NAME

File::Find::Match - Perform different actions on files based on file name.

SYNOPSIS

#!/usr/bin/perl

use strict;
use warnings;
use File::Find::Match qw( :constants );
use lib 'blib';

my $finder = new File::Find::Match;
$finder->rules(
    qr/\.svn/    => sub { IGNORE },
    qr/_build/   => sub { IGNORE },
    qr/\bblib\b/ => sub { IGNORE },
    qr/\.pm$/    => sub {
        print "Perl module: $_\n";
        MATCH;
    },
    qr/\.pl$/ => sub {
        print "This is a perl script: $_\n";
        PASS; # let the following rules have a crack at it.
    },
    qr/filer\.pl$/ => sub {
        print "myself!!! $_\n";
        MATCH;
    },
    dir => sub {
        print "Directory: $_\n";
        MATCH;
    },
);

$finder->find('.');

DESCRIPTION

This module is allows one to recursively process files and directories based on the filename. It is meant to be more flexible than File::Find.

METHODS

new(%opts)

Creates a new File::Find::Match object. Currently %opts is ignored.
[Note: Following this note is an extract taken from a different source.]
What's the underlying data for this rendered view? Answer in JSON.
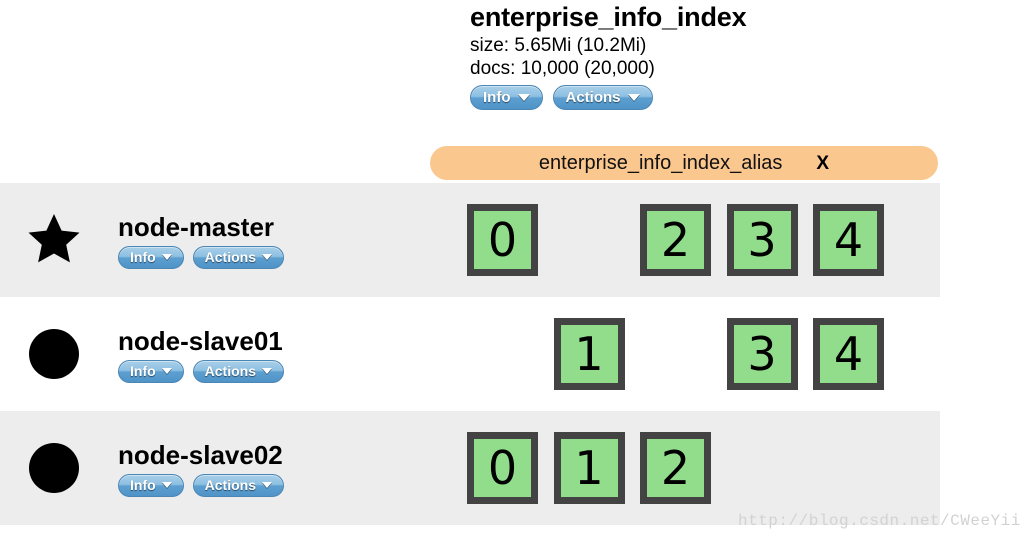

rules($predicate => $action, ...)

rules() accpets a list of $predicate => $action pairs.

See "PREDICATES AND ACTIONS" for a detailed description.

rule($predicate => $action)

This is just an alias to rules().

find(@dirs)

Start the breadth-first search of @dirs (defaults to '.' if empty) using the specified rules.

The return value of this function is unimportant.

PREDICATES AND ACTIONS

A predicate is one of: a Regexp reference from qr//, a subroutine reference, or a string. An action is a subroutine reference that is called on a filename when a predicate matches it.

Naturally for regexp predicates, matching occures when the pattern matches the filename.

For coderef predicates, $_ is set to the filename and the subroutine is called. If it returns a true value, the predicate is true. Else the predicate is false.

When the predicate is a string, it must be one of "file", "dir", or "default". The "file" predicate is true when the current filename is a file, in the -f sense. The "dir" predicate is true when the filename is a dir in the -d sense, The "default" predicate is always true.

AUTHOR

Dylan William Hardison <dhardison@cpan.org>

File::Find, http://dylan.hardison.net

COPYRIGHT

Copyright (C) 2004 Dylan William Hardison.  All Rights Reserved.

This module is free software; you can redistribute it and/or modify it under the same terms as Perl itself.